Stadion im. Ojca Władysława Augustynka (Father Władysław Augustynek Stadium) was a football stadium in Nowy Sącz, Poland. Home to Sandecja Nowy Sącz, it was closed in 2021 and demolished the following year, with Sandecja Stadium being built as its replacement in the same location.

== History ==
Władysław Augustynek Stadium was opened on 2 May 1970, hosting a football match between the youth national teams of Poland and Hungary, with the latter winning 3–2.

The stadium was originally named Stadion XXV-lecia PRL (PRL 25th Anniversary Stadium), at the initiative of the then Communist leaders of the city, to celebrate 25 years of existence of the PRL. In 1998, nive years after the fall of communism in Poland, the stadium was renamed in the honour of Father Władysław Augustynek, a popular local Catholic priest, who was a passionate fan of the club.

In 2017, following Sandecja's promotion to the Ekstraklasa, the club was forced to play at the Bruk-Bet Stadium throughout the 2017–18 Ekstraklasa season, since the stadium did not meet PZPN and league regulations.

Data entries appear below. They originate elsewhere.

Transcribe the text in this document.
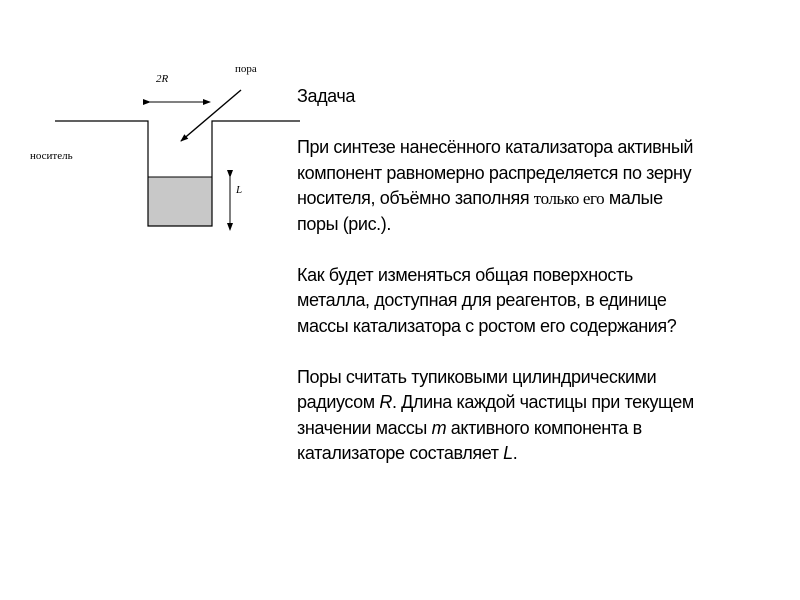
пора
2R
носитель
L

Задача

При синтезе нанесённого катализатора активный

компонент равномерно распределяется по зерну

носителя, объёмно заполняя только его малые

поры (рис.).

Как будет изменяться общая поверхность

металла, доступная для реагентов, в единице

массы катализатора с ростом его содержания?

Поры считать тупиковыми цилиндрическими

радиусом R. Длина каждой частицы при текущем

значении массы m активного компонента в

катализаторе составляет L.
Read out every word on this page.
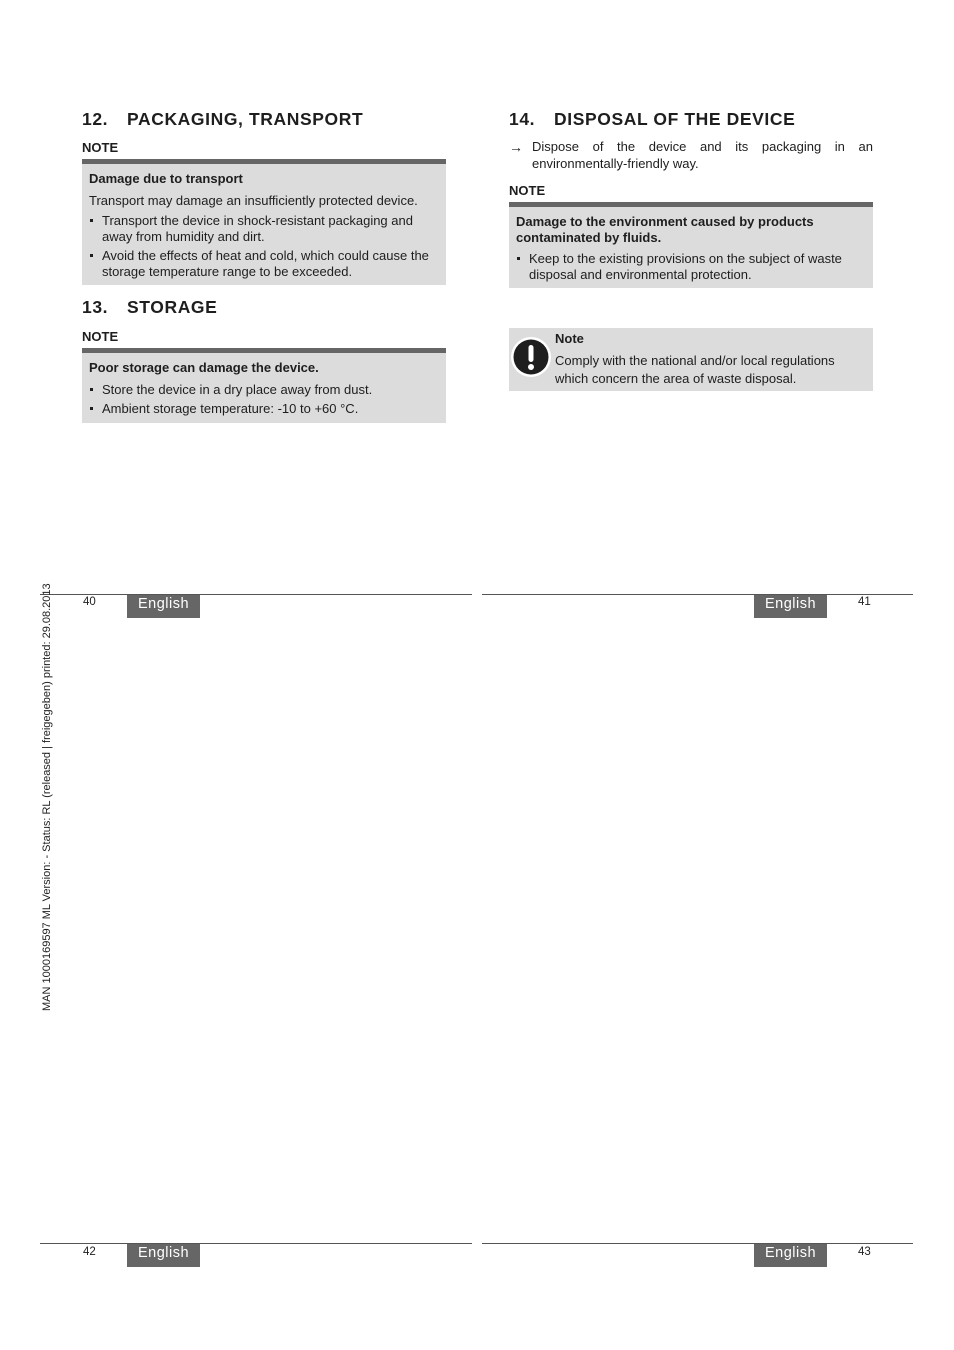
12. PACKAGING, TRANSPORT
NOTE
Damage due to transport
Transport may damage an insufficiently protected device.
Transport the device in shock-resistant packaging and away from humidity and dirt.
Avoid the effects of heat and cold, which could cause the storage temperature range to be exceeded.
13. STORAGE
NOTE
Poor storage can damage the device.
Store the device in a dry place away from dust.
Ambient storage temperature: -10 to +60 °C.
14. DISPOSAL OF THE DEVICE
→ Dispose of the device and its packaging in an environmentally-friendly way.
NOTE
Damage to the environment caused by products contaminated by fluids.
Keep to the existing provisions on the subject of waste disposal and environmental protection.
Note
Comply with the national and/or local regulations which concern the area of waste disposal.
40	English	English	41
42	English	English	43
MAN 1000169597 ML Version: - Status: RL (released | freigegeben) printed: 29.08.2013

In 2018, Sandecja returned to Władysław Augustynek Stadium following their relegation from Ekstraklasa. The club was forced to spend 720,000 zł (approx. £150,000) to refurbish the stadium to comply with I liga regulations, which included installing new seats.

== Failed expansion plans, closure ==
In 2017, the club announced that the stadium would be fully renovated in order to comply with Ekstraklasa regulations. The stadium would include four brand new stands, each with a roof, and the stadium's capacity would increase to 8,000. However, these plans were never realised, and throughout the 2017–18 Ekstraklasa season, while Sandecja was playing in Nieciecza, no works have been done at the stadium. The club's hierarchy has been met with heavy criticism from Sandecja fans and from Polish former footballer and then PZPN chairman Zbigniew Boniek for their failure to renovate the stadium.

In 2018, the Mayor of Nowy Sącz Ryszard Nowak, presented the design of the new venue, which has been approved by PZPN. The new stadium is expected to hold 8,111 people and meet UEFA category III regulations. The stadium will cost 85 million PLN (approx. £20 million), and is set to be officially opened in 2025.

In 2021, deconstruction work began and was completed the following year.